Monde
Les Houthis au Yémen ont déclaré un blocus maritime immédiat sur l’Arabie saoudite, en réponse à une demande iranienne et pour intensifier la pression sur les États-Unis.

La milice houthiste au Yémen a annoncé ce lundi l’instauration d’un blocus maritime à l’encontre de l’Arabie saoudite, une décision perçue par les observateurs comme une réponse à une requête iranienne visant à accroître la pression sur les États-Unis, qui poursuivent depuis neuf jours leurs frappes contre des sites stratégiques et militaires iraniens.
Dans un communiqué vidéo, le porte-parole des Houthis, Yahya Sari’, a indiqué que ce blocus maritime était imposé « avec effet immédiat » contre l’Arabie saoudite.
La milice a précisé que cette mesure s’inscrivait dans une logique de « siège contre siège », avertissant qu’elle réagirait à toute escalade de la part de l’Arabie saoudite par des « mesures d’escalade similaires ».
Le communiqué souligne également la disponibilité des Houthis à recourir à « toutes les options », menaçant de répondre à toute provocation par une « escalade globale et sévère ».
Cette annonce intervient quelques jours après que plusieurs sources ont confirmé que Téhéran avait demandé aux Houthis de fermer le détroit de Bab el-Mandeb, par lequel transite 12 % des besoins énergétiques mondiaux, dans l’éventualité où les États-Unis cibleraient les infrastructures énergétiques iraniennes. Par ailleurs, le Corps des Gardiens de la Révolution islamique a pris le contrôle dans les zones sous domination houthiste, achevant le déploiement de missiles et de drones dans les hauteurs surplombant les ports de la mer Rouge et du golfe d’Aden sous contrôle des Houthis.
Cette initiative constitue la première rupture publique de la trêve parrainée par l’ONU en avril 2022. Elle survient également quelques heures après l’échec d’une médiation conduite par l’envoyé spécial de l’ONU visant à désamorcer la crise entre le gouvernement yéménite et la milice houthiste, provoquée par la volonté de ces derniers d’organiser des vols commerciaux quasi quotidiens entre l’Iran et leurs territoires, en dépit de l’embargo aérien imposé par les résolutions du Conseil de sécurité concernant l’interdiction de l’acheminement d’armes vers les Houthis.
Hans Grundberg, l’envoyé spécial de l’ONU pour le Yémen, avait rencontré les représentants du gouvernement reconnu internationalement ainsi que ceux des Houthis pour promouvoir une désescalade et l’acceptation de l’initiative jordanienne visant à établir des vols commerciaux réguliers entre Sanaa et Amman.

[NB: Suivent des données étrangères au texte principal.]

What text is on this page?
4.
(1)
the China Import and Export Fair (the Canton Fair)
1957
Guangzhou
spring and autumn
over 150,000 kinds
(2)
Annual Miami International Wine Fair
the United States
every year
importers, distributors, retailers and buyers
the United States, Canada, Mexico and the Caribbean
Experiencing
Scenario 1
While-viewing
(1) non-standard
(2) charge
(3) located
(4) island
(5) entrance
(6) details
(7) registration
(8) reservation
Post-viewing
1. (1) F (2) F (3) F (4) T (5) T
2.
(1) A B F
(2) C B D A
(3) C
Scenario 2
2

Toutefois, les Houthis ont jugé cette proposition insuffisante, exigeant en outre le financement des salaires des fonctionnaires dans leurs zones, une part des revenus issus de l’exportation du pétrole et du gaz, ainsi que la levée de toutes les restrictions sur les points d’entrée sous leur contrôle.
Parallèlement, la milice a appelé ses partisans à poursuivre la mobilisation générale, à accroître leur niveau de préparation et à soutenir les fronts, tout en se tenant prêts à faire face à divers « scénarios possibles ».
Jeudi dernier, l’agence Reuters rapportait, citant trois sources, qu’Iran avait demandé aux Houthis de se tenir prêts à fermer la route pétrolière dans la mer Rouge si les États-Unis frappaient les infrastructures énergétiques iraniennes, ce qui représenterait une nouvelle menace pour l’approvisionnement énergétique mondial.
Cette idée, impliquant la prise de contrôle du détroit de Bab el-Mandeb, a été discutée au sein de la direction iranienne et le message a été transmis aux alliés de Téhéran parmi les Houthis, selon deux hauts responsables iraniens et un responsable régional informé, qui ont requis l’anonymat.